Department of Radiology, Charité Universitätsmedizin Berlin, Corporate Member of Freie Universität Berlin and Humboldt Universität zu Berlin, Berlin, Germany.
Department of Radiology, Stanford University, Stanford, CA, United States.
J Med Internet Res. 2023 Mar 16;25:e43110. doi: 10.2196/43110.
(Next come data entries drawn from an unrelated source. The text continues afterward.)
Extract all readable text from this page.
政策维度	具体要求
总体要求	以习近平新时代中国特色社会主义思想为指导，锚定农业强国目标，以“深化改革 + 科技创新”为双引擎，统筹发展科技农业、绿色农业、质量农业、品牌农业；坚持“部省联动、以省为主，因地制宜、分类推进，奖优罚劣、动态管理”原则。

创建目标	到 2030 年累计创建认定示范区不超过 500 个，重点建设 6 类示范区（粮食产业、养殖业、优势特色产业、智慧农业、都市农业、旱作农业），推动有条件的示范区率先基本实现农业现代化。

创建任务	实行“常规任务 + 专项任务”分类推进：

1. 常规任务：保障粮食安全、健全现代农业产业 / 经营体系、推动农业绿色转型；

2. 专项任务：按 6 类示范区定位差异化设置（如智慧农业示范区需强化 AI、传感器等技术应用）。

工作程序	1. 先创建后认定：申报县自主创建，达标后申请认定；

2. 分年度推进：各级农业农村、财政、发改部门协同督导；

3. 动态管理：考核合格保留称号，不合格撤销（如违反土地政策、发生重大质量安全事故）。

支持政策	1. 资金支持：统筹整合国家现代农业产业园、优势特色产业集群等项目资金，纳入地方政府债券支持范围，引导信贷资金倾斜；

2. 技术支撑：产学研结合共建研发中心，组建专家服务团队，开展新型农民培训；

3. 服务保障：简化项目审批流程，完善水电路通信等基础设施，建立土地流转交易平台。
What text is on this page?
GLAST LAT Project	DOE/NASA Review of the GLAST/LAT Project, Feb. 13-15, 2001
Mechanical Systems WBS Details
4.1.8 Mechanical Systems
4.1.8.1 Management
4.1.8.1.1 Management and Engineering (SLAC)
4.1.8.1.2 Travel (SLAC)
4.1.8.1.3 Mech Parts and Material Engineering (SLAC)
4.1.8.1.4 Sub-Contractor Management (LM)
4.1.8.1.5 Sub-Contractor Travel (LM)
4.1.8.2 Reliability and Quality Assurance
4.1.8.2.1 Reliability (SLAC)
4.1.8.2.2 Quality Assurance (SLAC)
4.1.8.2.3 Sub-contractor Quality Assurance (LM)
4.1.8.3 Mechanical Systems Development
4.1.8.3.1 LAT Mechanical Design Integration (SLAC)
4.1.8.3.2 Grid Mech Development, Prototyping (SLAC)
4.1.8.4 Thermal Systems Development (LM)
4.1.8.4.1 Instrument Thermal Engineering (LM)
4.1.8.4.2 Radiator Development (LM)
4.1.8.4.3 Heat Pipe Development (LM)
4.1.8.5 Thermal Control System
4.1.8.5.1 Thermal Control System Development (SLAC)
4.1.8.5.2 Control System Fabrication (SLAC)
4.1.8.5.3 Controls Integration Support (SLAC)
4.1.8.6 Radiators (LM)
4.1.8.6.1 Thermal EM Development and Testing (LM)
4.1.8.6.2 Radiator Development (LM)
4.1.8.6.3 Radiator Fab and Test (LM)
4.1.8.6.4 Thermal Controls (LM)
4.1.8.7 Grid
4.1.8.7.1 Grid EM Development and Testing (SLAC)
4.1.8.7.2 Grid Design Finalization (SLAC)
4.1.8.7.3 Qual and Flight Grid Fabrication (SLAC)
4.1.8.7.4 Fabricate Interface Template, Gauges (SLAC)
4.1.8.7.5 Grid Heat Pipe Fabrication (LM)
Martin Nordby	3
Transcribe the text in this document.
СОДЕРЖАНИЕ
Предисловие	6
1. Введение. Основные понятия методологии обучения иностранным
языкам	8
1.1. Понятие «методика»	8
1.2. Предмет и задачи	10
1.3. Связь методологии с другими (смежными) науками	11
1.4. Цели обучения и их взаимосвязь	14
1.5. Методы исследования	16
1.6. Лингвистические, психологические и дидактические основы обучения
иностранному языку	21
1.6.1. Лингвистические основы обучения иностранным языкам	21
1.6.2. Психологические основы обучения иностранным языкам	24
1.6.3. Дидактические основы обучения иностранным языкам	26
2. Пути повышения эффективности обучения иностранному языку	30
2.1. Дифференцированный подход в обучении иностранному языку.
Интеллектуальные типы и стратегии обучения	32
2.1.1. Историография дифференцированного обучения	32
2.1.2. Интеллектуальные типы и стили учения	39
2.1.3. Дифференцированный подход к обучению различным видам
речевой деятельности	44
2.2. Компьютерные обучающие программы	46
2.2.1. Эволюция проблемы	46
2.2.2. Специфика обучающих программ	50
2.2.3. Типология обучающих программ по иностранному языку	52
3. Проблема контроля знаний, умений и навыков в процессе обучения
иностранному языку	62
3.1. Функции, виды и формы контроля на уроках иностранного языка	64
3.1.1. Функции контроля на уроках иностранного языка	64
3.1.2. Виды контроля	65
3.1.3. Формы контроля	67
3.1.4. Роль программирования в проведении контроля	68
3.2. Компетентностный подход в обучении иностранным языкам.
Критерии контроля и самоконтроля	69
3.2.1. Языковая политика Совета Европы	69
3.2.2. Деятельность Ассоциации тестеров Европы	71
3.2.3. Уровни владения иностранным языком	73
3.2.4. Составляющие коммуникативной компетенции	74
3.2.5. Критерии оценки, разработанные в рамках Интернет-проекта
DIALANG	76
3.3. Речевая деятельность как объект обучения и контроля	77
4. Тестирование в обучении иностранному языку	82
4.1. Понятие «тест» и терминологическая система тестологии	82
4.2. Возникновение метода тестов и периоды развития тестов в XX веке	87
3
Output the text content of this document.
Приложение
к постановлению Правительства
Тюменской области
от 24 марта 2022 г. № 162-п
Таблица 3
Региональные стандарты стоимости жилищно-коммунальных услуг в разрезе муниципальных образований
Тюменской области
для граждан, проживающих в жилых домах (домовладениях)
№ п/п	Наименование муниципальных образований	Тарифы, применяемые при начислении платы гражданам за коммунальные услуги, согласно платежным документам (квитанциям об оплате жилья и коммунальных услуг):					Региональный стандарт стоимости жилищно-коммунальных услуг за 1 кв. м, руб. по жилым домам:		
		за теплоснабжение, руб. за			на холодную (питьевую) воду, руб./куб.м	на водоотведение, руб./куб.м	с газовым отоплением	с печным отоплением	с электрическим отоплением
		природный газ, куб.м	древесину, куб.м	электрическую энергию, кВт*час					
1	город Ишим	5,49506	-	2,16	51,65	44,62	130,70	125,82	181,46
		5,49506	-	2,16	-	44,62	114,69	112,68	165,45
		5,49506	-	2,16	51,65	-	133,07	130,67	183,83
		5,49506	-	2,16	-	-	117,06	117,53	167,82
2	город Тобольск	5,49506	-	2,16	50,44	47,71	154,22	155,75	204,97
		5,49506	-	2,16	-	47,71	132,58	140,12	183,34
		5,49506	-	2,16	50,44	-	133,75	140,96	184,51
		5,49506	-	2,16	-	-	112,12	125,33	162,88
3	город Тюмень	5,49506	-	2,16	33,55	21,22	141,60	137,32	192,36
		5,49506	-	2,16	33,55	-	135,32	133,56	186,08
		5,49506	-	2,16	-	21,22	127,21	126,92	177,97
Generative models, such as DALL-E 2 (OpenAI), could represent promising future tools for image generation, augmentation, and manipulation for artificial intelligence research in radiology, provided that these models have sufficient medical domain knowledge. Herein, we show that DALL-E 2 has learned relevant representations of x-ray images, with promising capabilities in terms of zero-shot text-to-image generation of new images, the continuation of an image beyond its original boundaries, and the removal of elements; however, its capabilities for the generation of images with pathological abnormalities (eg, tumors, fractures, and inflammation) or computed tomography, magnetic resonance imaging, or ultrasound images are still limited. The use of generative models for augmenting and generating radiological data thus seems feasible, even if the further fine-tuning and adaptation of these models to their respective domains are required first.
生成模型,如 DALL-E 2(OpenAI),可以代表未来在放射学人工智能研究中用于图像生成、增强和操作的有前途的工具,前提是这些模型具有足够的医学领域知识。在这里,我们表明 DALL-E 2 已经学习了 X 射线图像的相关表示,具有在零样本文本到新图像生成、图像超出其原始边界的延续以及元素去除方面的有前途的能力;然而,它生成具有病理异常(例如肿瘤、骨折和炎症)或计算机断层扫描、磁共振成像或超声图像的能力仍然有限。因此,即使需要首先对这些模型进行进一步的微调和适应,使用生成模型来增强和生成放射学数据似乎也是可行的。